I am trying to merge two dataframes based on matches between pairs of column values. However, the column values are not exact from one dataframe to the next. The pairs are coordinates using the Swiss coordinate system, but measured from a slightly different reference point in each df.

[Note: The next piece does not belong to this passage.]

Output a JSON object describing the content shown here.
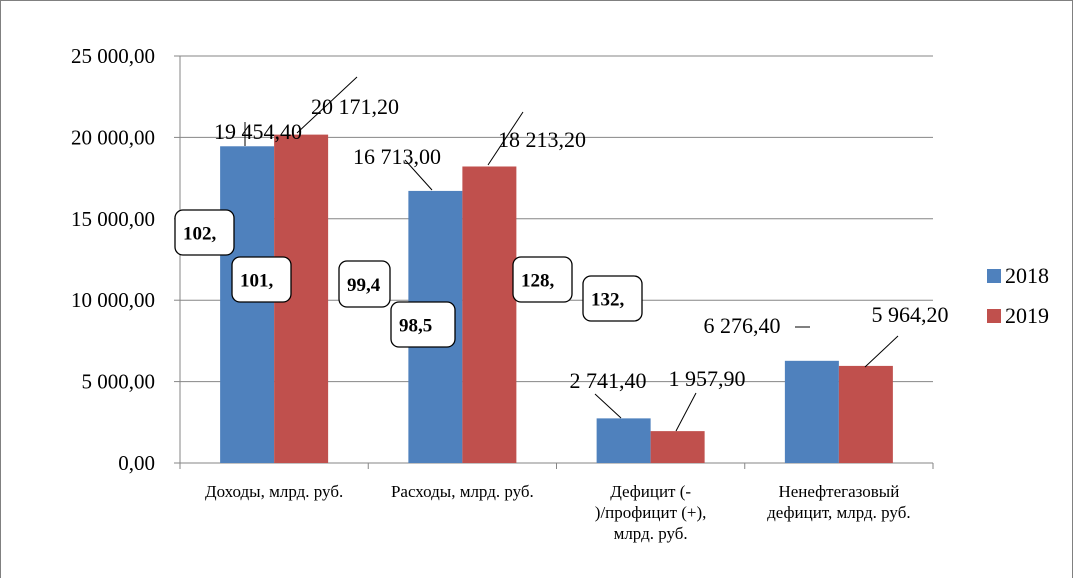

This stackoverflow thread How to find the distance between 2 points in 2 different dataframes in pandas? seems to be a related query, but unfortunately I don't fully understand the response.
Example for my data:
df1 = pd.DataFrame({'Ecode': [2669827.294, 2669634.483, 2669766.266, 2669960.683],
'Ncode': [1261034.528, 1262412.587, 1261209.646, 1262550.374],
'shape': ['square', 'square', 'triangle', 'circle']})
df1
Ecode Ncode shape
0 2669827.294 1261034.528 square
1 2669634.483 1262412.587 square
2 2669766.266 1261209.646 triangle
3 2669960.683 1262550.374 circle
df2 = pd.DataFrame({'CoorE': [2669636, 2669765, 2669827, 2669961],
'CoorN': [1262413, 1261211, 1261032, 1262550],
'color': ['purple', 'blue', 'blue', 'yellow']})
df2
CoorE CoorN color
0 2669636 1262413 purple
1 2669765 1261211 blue
2 2669827 1261032 blue
3 2669961 1262550 yellow
I have data I would like to compare located with both sets of coordinates (ex. 'shape' and 'color'). My desired outcome matches the column pairs on the closest match:
CoorE CoorN color shape
0 2669636 1262413 purple square
1 2669765 1261211 blue triangle
2 2669827 1261032 blue square
3 2669961 1262550 yellow circle
Is there a way to do this? I have tried to use merge_asof but realized it can't key on two variables. I have also seen threads computing this based on latitude and longitude. I can write a function that treats CoorE/CoorN and Ecode/Ncode as x/y coordinates, and calculates the distance between a pair of coordinates (probably there is a better way, but I am new to this):
import math
def calculateDistance(x1,y1,x2,y2):
dist = math.sqrt((x2 - x1)**2 + (y2 - y1)**2)
return dist
print calculateDistance(x1, y1, x2, y2)
or something like this, but can't figure out how to use this kind of function to compare and match coordinate pairs from two separate dataframes based on least distance. The real data set is also about 3 million entries, and I'm wondering what the least memory intensive way to do this would be.